Musings on page quality [4 October 2015]

I've been musing on metrics and my thoughts may intersect with yours, especially with regards to your section about "Number of Sourced, Dated Person pages". Comparing WeRelate to other web sites on number of people pages represents a tilted playing field. From what I can see many of those web sites are full of unsourced assertions, partial/incorrect data and numerous duplicates. So a raw page/person count is really meaningless, it's like comparing our cooking skills based on an eating contest. In my mind, the strength of WeRelate is that it represents the [The WikiWay] -- that by collective effort we are gradually improving the quality of genealogical information.

So, we should have a metric which measures quality, your section "Number of Sourced, Dated Person pages" represented a good start, but I thought of a more comprehensive measurement: a quality score for each page. I put together some rudimentary code to go over the WeRelate data and generate such a thing for each person page. My initial calculation is something like this: +1 for each event, +1 for each source ref on that event, +1 for each source, +1 for referencing a Source: page (rather than MySource), +1 for text in the source, +1 for each image, +1 for each 256 bytes of text. The specifics of that formula are up for debate, but I think you can see the intent. I'm still working the kinks out of my script, so it hasn't gotten all the way through the data yet, but, thus far, the average score for person pages is about 4.1. But clearly something needs tuning, as this page gets the highest score Person:Elhanen Wakefield (1).

Anyway, I hope that all made sense. --Trentf 12:59, 3 October 2015 (UTC)

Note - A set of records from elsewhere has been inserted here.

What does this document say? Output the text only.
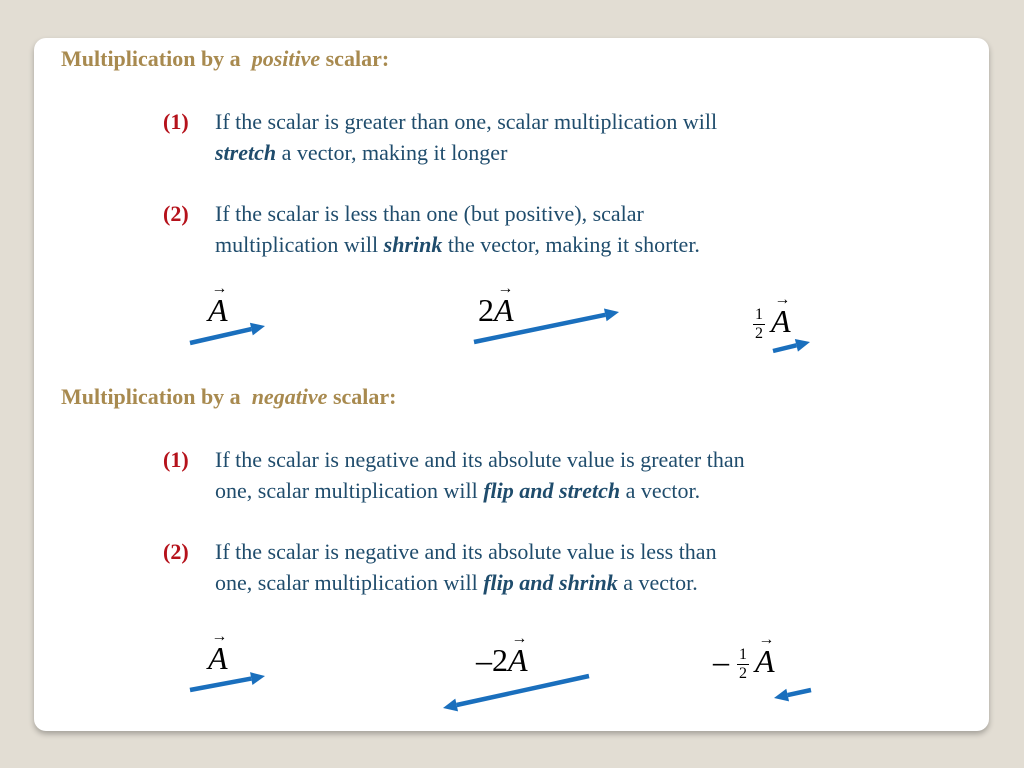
Multiplication by a positive scalar:
(1) If the scalar is greater than one, scalar multiplication will
stretch a vector, making it longer
(2) If the scalar is less than one (but positive), scalar
multiplication will shrink the vector, making it shorter.
→
A	2
→
A	$\frac{1}{2}$
→
A
Multiplication by a negative scalar:
(1) If the scalar is negative and its absolute value is greater than
one, scalar multiplication will flip and stretch a vector.
(2) If the scalar is negative and its absolute value is less than
one, scalar multiplication will flip and shrink a vector.
→
A	–2
→
A	– $\frac{1}{2}$
→
A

Hi Trentf. Thanks for your comments. As you can see, my enthusiasm for WeRelate has waned somewhat - I have sadly concluded that the culture here means it will never be a success. For me, the success of both wikis and pandos are down to volume (however measured) and volume isn't sufficiently valued here.
Regarding your suggestion - yes it makes a certain sense but the more complicated you make the measure the harder it becomes to compare different sites. That ultimately is key: werelate has to define its USP by saying "we are the best at x". It's no good if "x" is something you can measure for WeRelate but can't for (say WikiTree). AndrewRT 17:06, 3 October 2015 (UTC)
Thanks for your feedback. I figured it was a weird idea resulting from my pervasive ignorance of most of the issues involved (aside from the programming issues) I've spent the last couple of months generating metrics at work so perhaps I had a hold of Maslow's hammer :) Anyway, I'm having fun messing around with code to gather various information from the WeRelate dump file. I'll continue to do so, eventually it will show up on GitHub. Thanks again. --Trentf 00:39, 5 October 2015 (UTC)